Should you account for revenue and expenses when cash moves in or out the door, or at the moment when you know that you owe (or are owed) a certain amount?

When you have a big pile of inventory that has been acquired over a long period of time, how do you record the cost of those goods when they’re sold? Is it the price of the first shipment you got, or the most recent, or some average of your costs over time?

Should real estate be valued at what you paid for it, or what you could sell it for today?

There is no obvious right answer to any of these questions (or the many more complicated ones I’ve left unexplored). But before a firm can issue a financial statement, we have to try to come up with something. So accountants do their best to stick to reasonable, “conservative” principles — conservative not in a political sense, but in the sense that they give managers the least leeway to make up numbers that please them.

Those “conservative” numbers are not necessarily more accurate than we could get in another way — some Platonic ideal accounting standard would probably have reflected GM’s improved expectations, not the diminishing value of its past losses. Yet these numbers are consistent, allowing investors to compare companies, and shareholders to feel reasonably secure that corporate managers aren’t cooking the books.

Washington has its own form of these dilemmas. Yet unlike the markets that saw through the confusions and reacted positively to GM’s losses, we often don’t recognize them.

Take the way Democrats gamed the Congressional Budget Office’s scoring process to get President Barack Obama’s health care law rated as reducing the deficit — and then how journalists treated those numbers as if they were a likely prediction about the future, rather than the product of a particular set of scoring rules. (That phenomenon recurred during the Republican attempt to repeal Obamacare.)
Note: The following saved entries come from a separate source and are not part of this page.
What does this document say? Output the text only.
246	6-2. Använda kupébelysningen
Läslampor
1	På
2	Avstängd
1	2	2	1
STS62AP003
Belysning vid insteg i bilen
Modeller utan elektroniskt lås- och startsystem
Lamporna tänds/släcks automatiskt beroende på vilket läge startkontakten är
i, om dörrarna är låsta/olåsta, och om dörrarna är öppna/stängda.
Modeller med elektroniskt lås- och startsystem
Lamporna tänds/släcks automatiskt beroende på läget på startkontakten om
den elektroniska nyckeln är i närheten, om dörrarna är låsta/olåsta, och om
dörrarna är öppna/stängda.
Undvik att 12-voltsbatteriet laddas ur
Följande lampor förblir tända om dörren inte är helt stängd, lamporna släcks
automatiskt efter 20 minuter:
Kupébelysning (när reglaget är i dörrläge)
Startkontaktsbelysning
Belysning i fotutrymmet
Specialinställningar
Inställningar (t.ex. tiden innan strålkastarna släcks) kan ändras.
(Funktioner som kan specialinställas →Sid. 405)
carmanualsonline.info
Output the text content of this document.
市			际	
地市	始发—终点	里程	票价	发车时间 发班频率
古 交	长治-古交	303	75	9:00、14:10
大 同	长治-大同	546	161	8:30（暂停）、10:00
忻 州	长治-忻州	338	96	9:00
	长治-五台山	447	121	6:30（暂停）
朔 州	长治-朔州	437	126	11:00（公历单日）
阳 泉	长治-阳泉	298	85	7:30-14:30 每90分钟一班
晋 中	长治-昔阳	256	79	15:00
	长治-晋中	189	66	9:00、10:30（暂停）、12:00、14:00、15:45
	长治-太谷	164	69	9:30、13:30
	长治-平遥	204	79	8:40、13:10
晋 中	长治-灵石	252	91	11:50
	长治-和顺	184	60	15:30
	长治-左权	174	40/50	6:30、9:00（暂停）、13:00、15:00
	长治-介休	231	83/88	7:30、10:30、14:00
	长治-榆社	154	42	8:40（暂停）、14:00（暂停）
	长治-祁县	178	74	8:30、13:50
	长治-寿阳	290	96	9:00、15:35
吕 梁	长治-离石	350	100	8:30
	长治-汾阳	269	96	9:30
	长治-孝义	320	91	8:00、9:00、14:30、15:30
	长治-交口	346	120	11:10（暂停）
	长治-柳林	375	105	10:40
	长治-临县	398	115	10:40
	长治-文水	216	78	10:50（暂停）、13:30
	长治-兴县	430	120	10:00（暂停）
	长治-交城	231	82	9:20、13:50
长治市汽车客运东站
Or take the somewhat bizarre way that the government accounts for student loans, making them appear to be a profitable arbitrage opportunity rather than a substantial risk.

Or take the perennial arguments over the nature of the Social Security Trust Fund.
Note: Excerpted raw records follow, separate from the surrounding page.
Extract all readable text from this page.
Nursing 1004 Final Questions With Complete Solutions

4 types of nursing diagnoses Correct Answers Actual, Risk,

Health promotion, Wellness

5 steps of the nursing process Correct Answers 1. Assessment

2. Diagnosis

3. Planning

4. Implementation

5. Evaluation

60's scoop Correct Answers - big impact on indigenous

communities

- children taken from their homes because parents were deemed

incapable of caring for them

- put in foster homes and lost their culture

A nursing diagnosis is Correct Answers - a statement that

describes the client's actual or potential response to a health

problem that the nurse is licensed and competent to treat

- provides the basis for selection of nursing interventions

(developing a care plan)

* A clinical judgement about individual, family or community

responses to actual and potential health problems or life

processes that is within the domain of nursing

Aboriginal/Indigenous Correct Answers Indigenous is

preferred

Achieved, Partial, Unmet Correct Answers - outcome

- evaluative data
Discussions of these issues are frequently marred by the belief that government numbers reflect the best and truest guess analysts can make at a system’s future revenue and outlays. Of course, government analysts would like their numbers to be right and true. But just as in the private sector, they frequently publish numbers that more accurately reflect the standards they have adopted to calculate the numbers than the true state of the world.

If those standards routinely depart from reality, then they should be adapted (something that the CBO and other government branches regularly do, within the limits set by law and considerations such as keeping continuity so that you can compare one set of figures with a previously published set). But the process of adaptation is slow, and in the meantime, we will regularly get some odd results.

Just like stock traders, we therefore have to be alert to those oddities — and do our best to figure out what the numbers really tell us, rather than what they might suggest from a casual glance.